My oldest has a driver’s license. As an older Mom, LIX in Roman numerals, I’ve waited a long time to legally toss the car keys and the baton of taxi driving and errands to my son. The hours I gain make a huge difference, but, I am also hyper-aware that now it’s my child’s hours out in the car. In traffic with–you know who–I don’t need to point my finger at anyone.
I have joined the legions of parents, who despite–alcohol,TV, E-Bay, hot tub, sex, FaceBook, relaxants, etc.–can’t fall asleep. I can be bone tired at midnight, going on less than four hours of sleep, but my eyelids refuse to droop. Not until I hear the second thud coming from the kitchen door, his foot steps, keys hitting the counter, the refrigerator door swinging open. Think Radar from M*A*S*H*. Those sounds are sweeter than my favorite John and Paul love songs.
When he’s been late and hasn’t called and worse, I can’t get a hold of him, I WORRY. Sit in the living room, in my robe minus the fluffy slippers, with one eye on Chopped reruns and the other on the phone, while my brain concocts hideous scenes. I take my pulse and chew an aspirin with water when he’s more than an hour late. I think of my mother, a young widow, who went through this eleven times and had four of my six brothers in a row. Just don’t loosen the reins too much on them, she’d say after I’d share a particularly bad scare we’d had with the boys. I miss her, terribly, but especially so on these nights when I could have called her. A night owl, she’d have kept me company and reassured me everything was going to be alright.

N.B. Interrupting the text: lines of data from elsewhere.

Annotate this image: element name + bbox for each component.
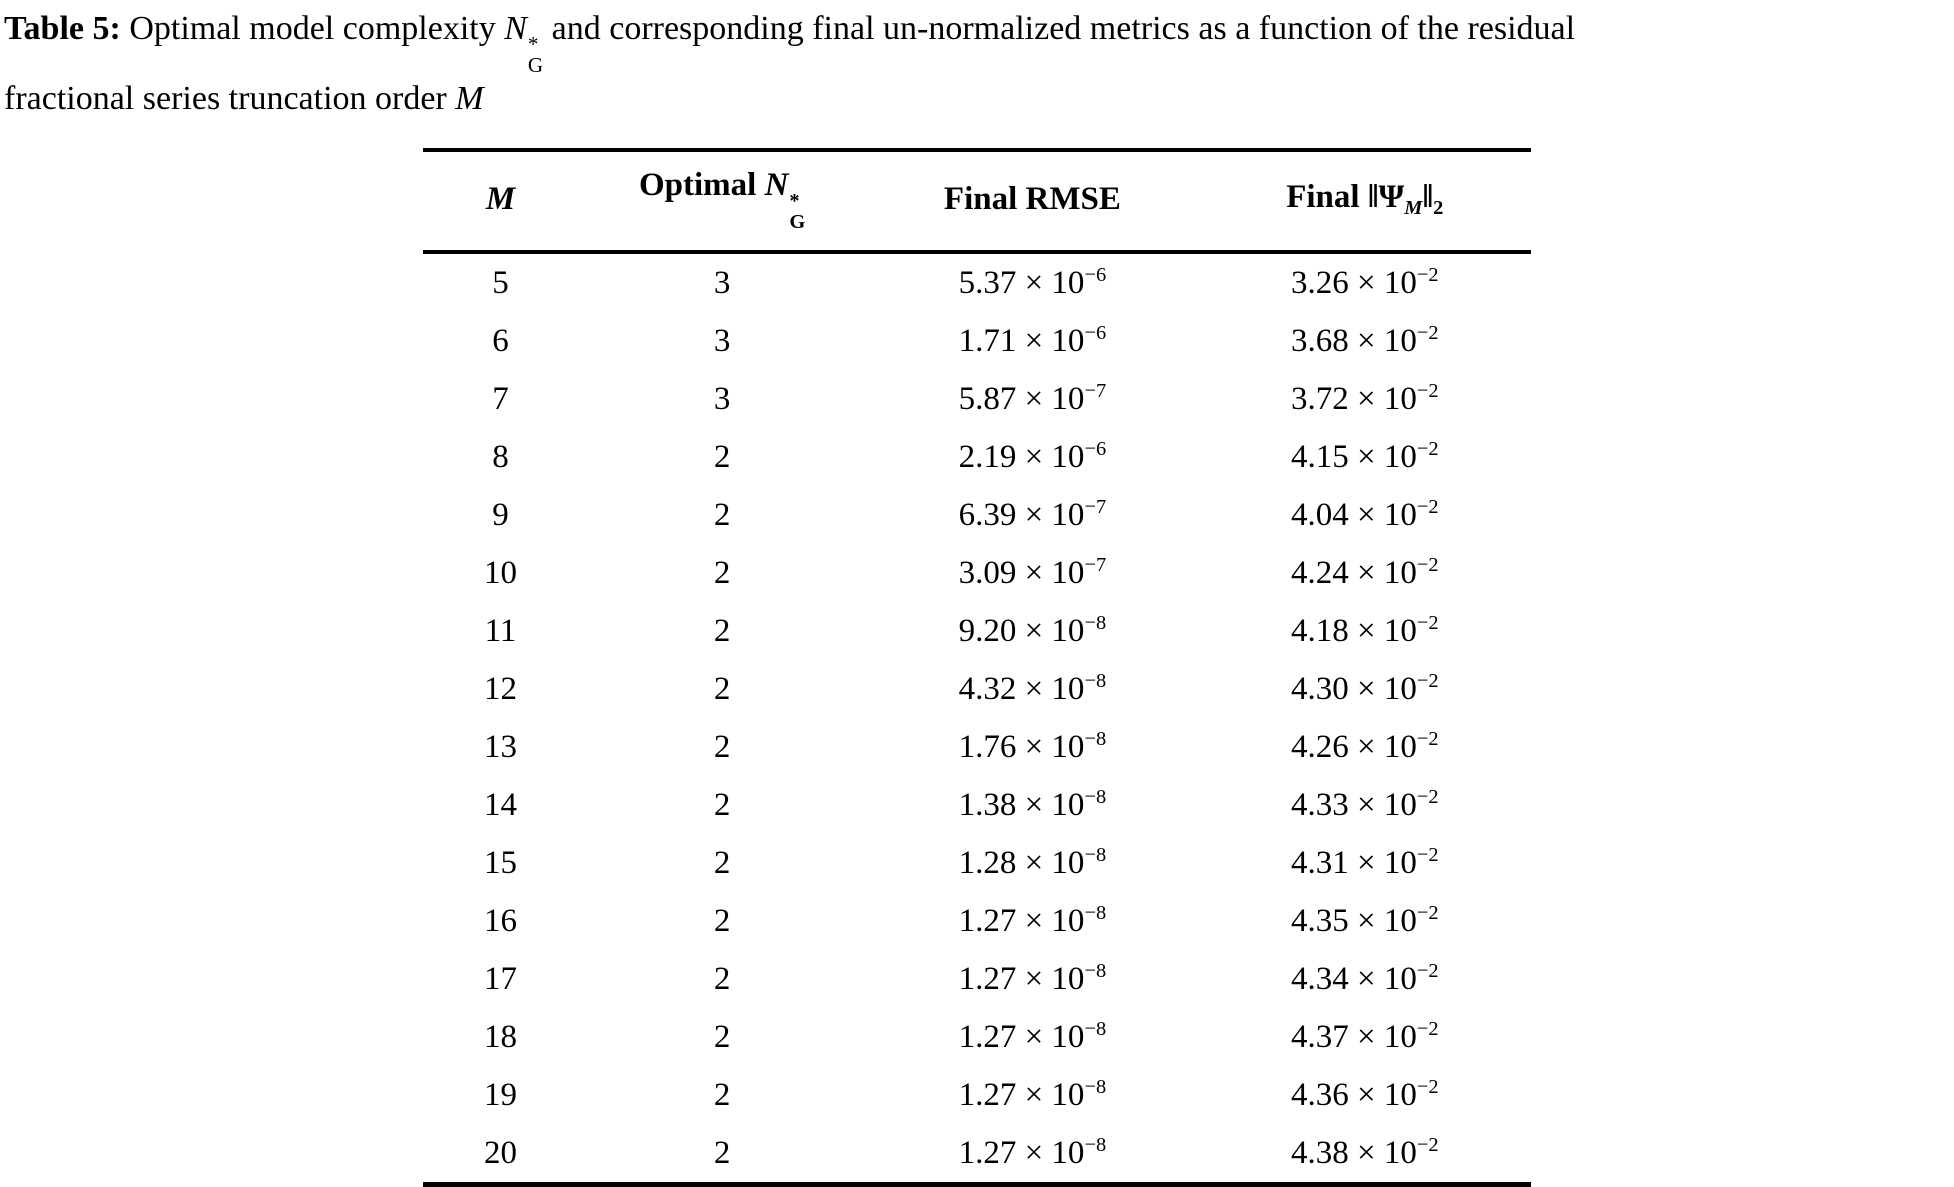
cell-m: 11	[484, 612, 517, 649]
table-row	[423, 370, 1531, 428]
table-body	[423, 252, 1531, 1185]
cell-final-psi-norm: $4.35 \times 10^{-2}$	[1290, 902, 1439, 939]
col-header-final-psi-norm: Final $‖\Psi_M‖_2$	[1199, 150, 1531, 252]
caption-label: Table 5:	[4, 10, 121, 47]
table-row	[423, 544, 1531, 602]
cell-final-psi-norm: $4.26 \times 10^{-2}$	[1290, 728, 1439, 765]
cell-optimal-ng: 2	[713, 670, 731, 707]
table-row	[423, 252, 1531, 312]
cell-m: 20	[484, 1134, 518, 1171]
cell-m: 6	[492, 322, 509, 359]
col-header-final-rmse: Final RMSE	[866, 150, 1198, 252]
cell-m: 17	[484, 960, 518, 997]
table-row	[423, 1066, 1531, 1124]
col-header-m: M	[423, 150, 578, 252]
cell-optimal-ng: 3	[713, 322, 731, 359]
cell-optimal-ng: 2	[713, 728, 731, 765]
table-row	[423, 1124, 1531, 1185]
caption-text-before: Optimal model complexity	[129, 10, 496, 47]
cell-final-rmse: $1.38 \times 10^{-8}$	[958, 786, 1107, 823]
table-row	[423, 892, 1531, 950]
cell-m: 15	[484, 844, 518, 881]
cell-m: 18	[484, 1018, 518, 1055]
table-row	[423, 312, 1531, 370]
col-header-optimal-ng: Optimal N * G	[578, 150, 866, 252]
cell-m: 12	[484, 670, 518, 707]
caption-text-line2: fractional series truncation order	[4, 80, 447, 118]
cell-final-rmse: $1.27 \times 10^{-8}$	[958, 1076, 1107, 1113]
cell-final-psi-norm: $4.33 \times 10^{-2}$	[1290, 786, 1439, 823]
cell-optimal-ng: 2	[713, 786, 731, 823]
table-caption	[0, 0, 1954, 121]
cell-final-psi-norm: $4.04 \times 10^{-2}$	[1290, 496, 1439, 533]
cell-final-psi-norm: $4.15 \times 10^{-2}$	[1290, 438, 1439, 475]
cell-m: 7	[492, 380, 509, 417]
results-table	[423, 148, 1531, 1187]
cell-final-psi-norm: $4.24 \times 10^{-2}$	[1290, 554, 1439, 591]
cell-m: 10	[484, 554, 518, 591]
cell-final-rmse: $1.27 \times 10^{-8}$	[958, 960, 1107, 997]
cell-optimal-ng: 2	[713, 1134, 731, 1171]
table-row	[423, 718, 1531, 776]
table-row	[423, 660, 1531, 718]
cell-optimal-ng: 2	[713, 554, 731, 591]
cell-final-rmse: $1.71 \times 10^{-6}$	[958, 322, 1107, 359]
cell-optimal-ng: 2	[713, 438, 731, 475]
cell-optimal-ng: 2	[713, 1018, 731, 1055]
cell-m: 14	[484, 786, 518, 823]
cell-m: 16	[484, 902, 518, 939]
table-header-row	[423, 150, 1531, 252]
cell-m: 13	[484, 728, 518, 765]
cell-optimal-ng: 2	[713, 496, 731, 533]
math-n-g-star: N * G	[504, 10, 544, 78]
cell-final-psi-norm: $4.34 \times 10^{-2}$	[1290, 960, 1439, 997]
cell-optimal-ng: 2	[713, 844, 731, 881]
cell-final-rmse: $5.37 \times 10^{-6}$	[958, 264, 1107, 301]
cell-optimal-ng: 2	[713, 902, 731, 939]
cell-optimal-ng: 2	[713, 1076, 731, 1113]
table-row	[423, 602, 1531, 660]
table-row	[423, 428, 1531, 486]
cell-final-rmse: $2.19 \times 10^{-6}$	[958, 438, 1107, 475]
cell-m: 8	[492, 438, 509, 475]
cell-optimal-ng: 3	[713, 380, 731, 417]
cell-final-psi-norm: $4.36 \times 10^{-2}$	[1290, 1076, 1439, 1113]
psi-symbol: Ψ	[1378, 179, 1405, 216]
cell-final-psi-norm: $3.26 \times 10^{-2}$	[1290, 264, 1439, 301]
cell-m: 19	[484, 1076, 518, 1113]
cell-final-rmse: $1.27 \times 10^{-8}$	[958, 1018, 1107, 1055]
cell-final-rmse: $1.76 \times 10^{-8}$	[958, 728, 1107, 765]
cell-final-rmse: $1.27 \times 10^{-8}$	[958, 902, 1107, 939]
cell-final-psi-norm: $4.31 \times 10^{-2}$	[1290, 844, 1439, 881]
norm-open: ‖	[1367, 179, 1379, 216]
table-row	[423, 834, 1531, 892]
cell-final-psi-norm: $4.38 \times 10^{-2}$	[1290, 1134, 1439, 1171]
table-row	[423, 776, 1531, 834]
cell-final-rmse: $4.32 \times 10^{-8}$	[958, 670, 1107, 707]
cell-final-rmse: $9.20 \times 10^{-8}$	[958, 612, 1107, 649]
math-m: M	[455, 80, 484, 118]
cell-m: 5	[492, 264, 509, 301]
cell-m: 9	[492, 496, 509, 533]
cell-final-rmse: $5.87 \times 10^{-7}$	[958, 380, 1107, 417]
cell-optimal-ng: 2	[713, 612, 731, 649]
cell-optimal-ng: 3	[713, 264, 731, 301]
norm-close: ‖	[1422, 179, 1434, 216]
cell-final-rmse: $1.28 \times 10^{-8}$	[958, 844, 1107, 881]
table-row	[423, 486, 1531, 544]
cell-final-psi-norm: $4.18 \times 10^{-2}$	[1290, 612, 1439, 649]
cell-final-rmse: $3.09 \times 10^{-7}$	[958, 554, 1107, 591]
table-row	[423, 1008, 1531, 1066]
cell-optimal-ng: 2	[713, 960, 731, 997]
cell-final-psi-norm: $4.30 \times 10^{-2}$	[1290, 670, 1439, 707]
cell-final-rmse: $6.39 \times 10^{-7}$	[958, 496, 1107, 533]
cell-final-rmse: $1.27 \times 10^{-8}$	[958, 1134, 1107, 1171]
cell-final-psi-norm: $3.68 \times 10^{-2}$	[1290, 322, 1439, 359]
table-row	[423, 950, 1531, 1008]
cell-final-psi-norm: $3.72 \times 10^{-2}$	[1290, 380, 1439, 417]
cell-final-psi-norm: $4.37 \times 10^{-2}$	[1290, 1018, 1439, 1055]
caption-text-line1: and corresponding final un-normalized metrics as a function of the residual	[551, 10, 1576, 47]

When my broad shouldered, tail between his legs son arrives, I’m stern when I tell him in Spanish, the oh shit you are in trouble language in our home, to sit down and explain himself. I literally cross my arms to keep my mother’s words from tumbling out.
His body leaning against the sofa, tells me not to worry with the same cocky look I must have given my mother. I hear myself and know my impact is as anemic as my mother’s was on me. I have a horrible teen driving record to prove it.
How do I explain to my son that I’d also like to pass the baton on worrying. I’d like to be off duty.Turn the switch off. I hear my mother whisper and chuckle, “You never stop worrying, mijita, you only pray harder.”